Chapter 4: A untuk Amaranth

146 19 75
                                    

Gadis itu bernama Rin Schreiber, putri tunggal Aron Schreiber, seorang pengusaha kaya raya yang berasal dari Jerman.

"Bagaimana dengan sekolahmu?"

"Baik-baik saja, tidak ada yang istimewa kecuali aku terpilih menjadi Ketua OSIS."

"Kamu layak mendapatkan posisi itu."

Selain kaya, gadis itu dianugerahi dengan paras cantik dengan rambut coklat bergelombang dan mata biru. Rin selalu mendapat peringkat satu pararel di sekolah dan sering menjadi juara pertama dalam setiap perlombaan. Keahliannya tidak berhenti begitu saja, dia juga berbakat bermain catur dan voli. Singkatnya, Rin adalah manusia serba bisa.

"Bagaimana menurutmu?" tanya Ayah seraya menyerahkan amplop berwarna merah jambu. Mata birunya yang serupa berkilat-kilat menatap Rin dengan tajam. Sejenak, Rin merasa asing dengan sosok yang berada tepat di depannya.

Seperti bukan Aron Schreiber.

"Aku sama sekali tidak mengingat sekolah membangun asrama," kata Rin ketika selesai membaca surat dalam amplop. ,

Mereka berdua tidak bersuara lagi selama kurang lebih lima menit. Ayah masih mengamati dengan mata yang sama, sementara Rin sibuk membolak-balikkan amplop berwarna merah jambu itu dengan gugup.
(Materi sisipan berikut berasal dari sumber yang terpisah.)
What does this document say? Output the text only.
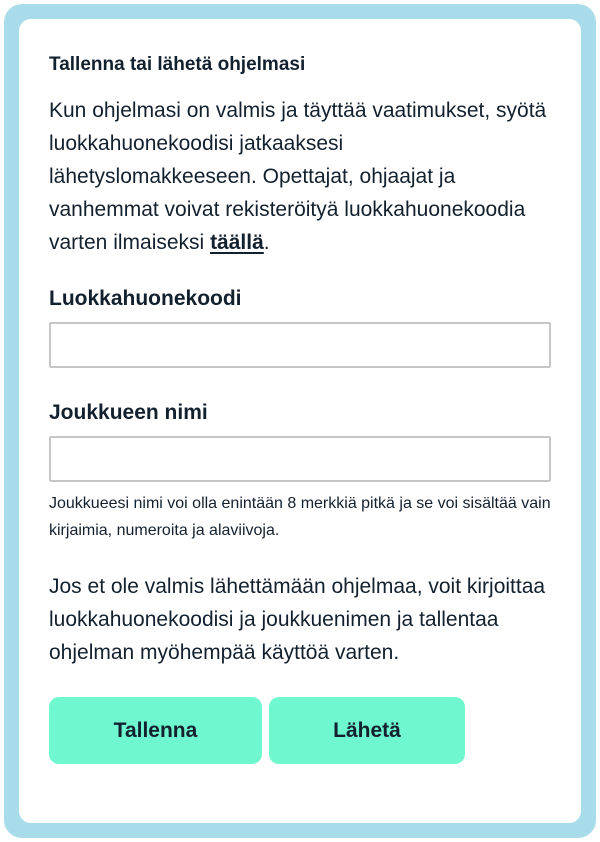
Tallenna tai lähetä ohjelmasi

Kun ohjelmasi on valmis ja täyttää vaatimukset, syötä luokkahuonekoodisi jatkaaksesi lähetyslomakkeeseen. Opettajat, ohjaajat ja vanhemmat voivat rekisteröityä luokkahuonekoodia varten ilmaiseksi täällä.

Luokkahuonekoodi
Joukkueen nimi

Joukkueesi nimi voi olla enintään 8 merkkiä pitkä ja se voi sisältää vain kirjaimia, numeroita ja alaviivoja.

Jos et ole valmis lähettämään ohjelmaa, voit kirjoittaa luokkahuonekoodisi ja joukkuenimen ja tallentaa ohjelman myöhempää käyttöä varten.

Tallenna	Lähetä
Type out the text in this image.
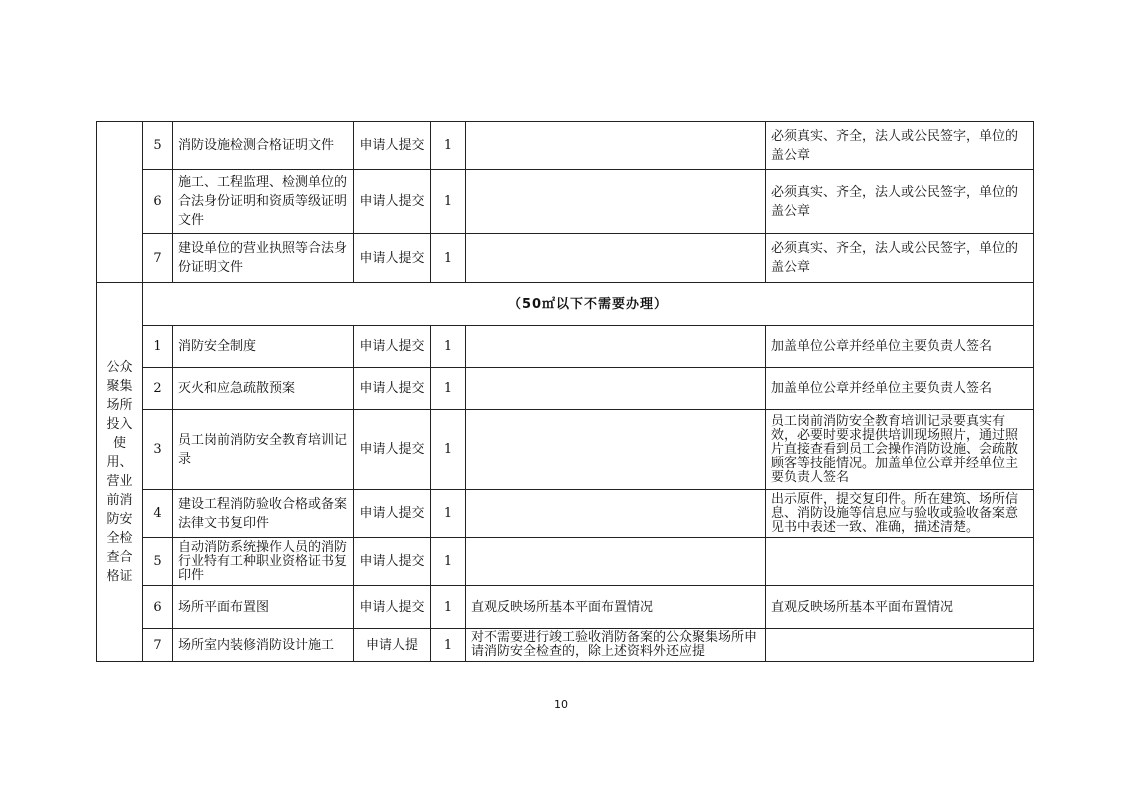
	5	消防设施检测合格证明文件	申请人提交	1		必须真实、齐全，法人或公民签字，单位的盖公章
	6	施工、工程监理、检测单位的合法身份证明和资质等级证明文件	申请人提交	1		必须真实、齐全，法人或公民签字，单位的盖公章
	7	建设单位的营业执照等合法身份证明文件	申请人提交	1		必须真实、齐全，法人或公民签字，单位的盖公章
公众聚集场所投入使用、营业前消防安全检查合格证	（50㎡以下不需要办理）					
	1	消防安全制度	申请人提交	1		加盖单位公章并经单位主要负责人签名
	2	灭火和应急疏散预案	申请人提交	1		加盖单位公章并经单位主要负责人签名
	3	员工岗前消防安全教育培训记录	申请人提交	1		员工岗前消防安全教育培训记录要真实有效，必要时要求提供培训现场照片，通过照片直接查看到员工会操作消防设施、会疏散顾客等技能情况。加盖单位公章并经单位主要负责人签名
	4	建设工程消防验收合格或备案法律文书复印件	申请人提交	1		出示原件，提交复印件。所在建筑、场所信息、消防设施等信息应与验收或验收备案意见书中表述一致、准确，描述清楚。
	5	自动消防系统操作人员的消防行业特有工种职业资格证书复印件	申请人提交	1		
	6	场所平面布置图	申请人提交	1	直观反映场所基本平面布置情况	直观反映场所基本平面布置情况
	7	场所室内装修消防设计施工	申请人提	1	对不需要进行竣工验收消防备案的公众聚集场所申请消防安全检查的，除上述资料外还应提	
10
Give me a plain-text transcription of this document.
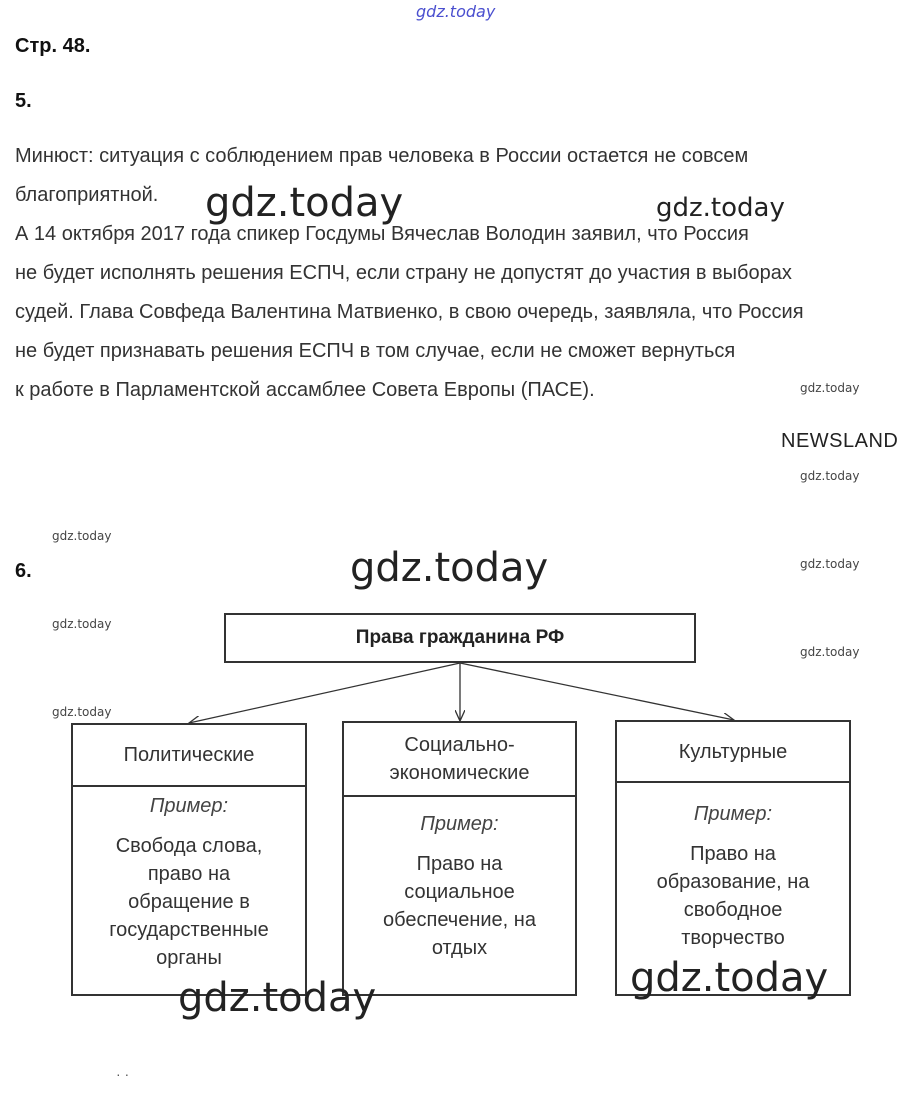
gdz.today
Стр. 48.
5.
Минюст: ситуация с соблюдением прав человека в России остается не совсем
благоприятной.
А 14 октября 2017 года спикер Госдумы Вячеслав Володин заявил, что Россия
не будет исполнять решения ЕСПЧ, если страну не допустят до участия в выборах
судей. Глава Совфеда Валентина Матвиенко, в свою очередь, заявляла, что Россия
не будет признавать решения ЕСПЧ в том случае, если не сможет вернуться
к работе в Парламентской ассамблее Совета Европы (ПАСЕ).
NEWSLAND
gdz.today	gdz.today
gdz.today
gdz.today
6.
gdz.today
gdz.today
gdz.today
gdz.today
gdz.today
gdz.today
Права гражданина РФ
Политические
Пример:
Свобода слова,
право на
обращение в
государственные
органы
Социально-
экономические
Пример:
Право на
социальное
обеспечение, на
отдых
Культурные
Пример:
Право на
образование, на
свободное
творчество
gdz.today	gdz.today
· ·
Gadis itu memilah kata-kata yang tepat hanya untuk menjawab pertanyaan sang ayah.

"Selera mereka aneh," kata Rin memecah keheningan diantara mereka berdua. "Aku rasa warna emas lebih cocok untuk mengundang seorang murid untuk tinggal di asrama, terlihat lebih elegan. Warna ini cocok untuk pasangan kekasih."

Mendengar jawaban dari putri semata wayang membuat sudut bibir Aron Schreiber terangkat, tersenyum menenangkan selayaknya ayah normal yang sedang melihat putrinya ketakutan. Pemandangan itu tampak biasa saja jika Rin menyingkirkan pikiran bahwa Aron adalah sosok orang tua yang 'maha benar'.

"Aku tidak perlu mengatakan apa pun. Kamu bebas memilih dan tetaplah berpegang teguh pada moto Keluarga Schreiber," kata Ayah sebelum masuk ke dalam kamarnya meninggalkan Rin yang sedang menghela napasnya lega. Berada pada satu ruangan yang sama dengan sang ayah membuat umur Rin kian memendek.

Namanya Rin Schreiber, seorang gadis berumur tujuh belas tahun yang hanya hidup dengan seorang ayah. Ibunya telah tiada, jauh sebelum Rin bisa berjalan dan berlari-dalam artian Rin sama sekali tidak mengenal sosok yang telah mengandungnya selama sembilan bulan. Rin sama sekali tidak menyesal ketika mengetahui sang ibu pergi atau ayah yang tidak berniat untuk mencari ibu tiri.

Meski demikian, gadis itu menyadari bahwa seorang Rin Schreiber juga merasakan sesuatu yang sering disebut 'kesepian'. Rin menyesali dirinya yang terlalu lemah dan semakin membenci Aron yang jarang berada di rumah. Pria itu selalu menghabiskan waktunya bersama kertas-kertas tidak berguna dan pergi ke luar kota tanpa pamit. Semakin kuat Rin membenci Aron Schreiber, semakin mirip pula gadis itu dengan sang ayah.

Sama-sama berhati dingin dan arogan.

"Nona muda?"

Rin membuang amplop itu ke tempat sampah. "Moto keluarga Schreiber adalah 'selalu menjadi nomor satu'. Siapkan semua hal yang aku butuhkan di asrama. Jangan membuatku menunggu lebih lama!"

-*-

"H-halo. Apa kamu bisa berbahasa indonesia?"

"Sebentar, Ta. Aku ingat beberapa kata perkenalan dalam bahasa inggris."

Rin belum sempat berkomentar betapa menyedihkan asrama yang telah mengundangnya. Gadis itu tidak membicarakan kualitas asrama, tempat ini bisa dikatakan layak huni dan nyaman. Namun, kegiatannya terpaksa terhenti karena dua orang gadis tiba-tiba menghadang jalan-meminta berkenalan.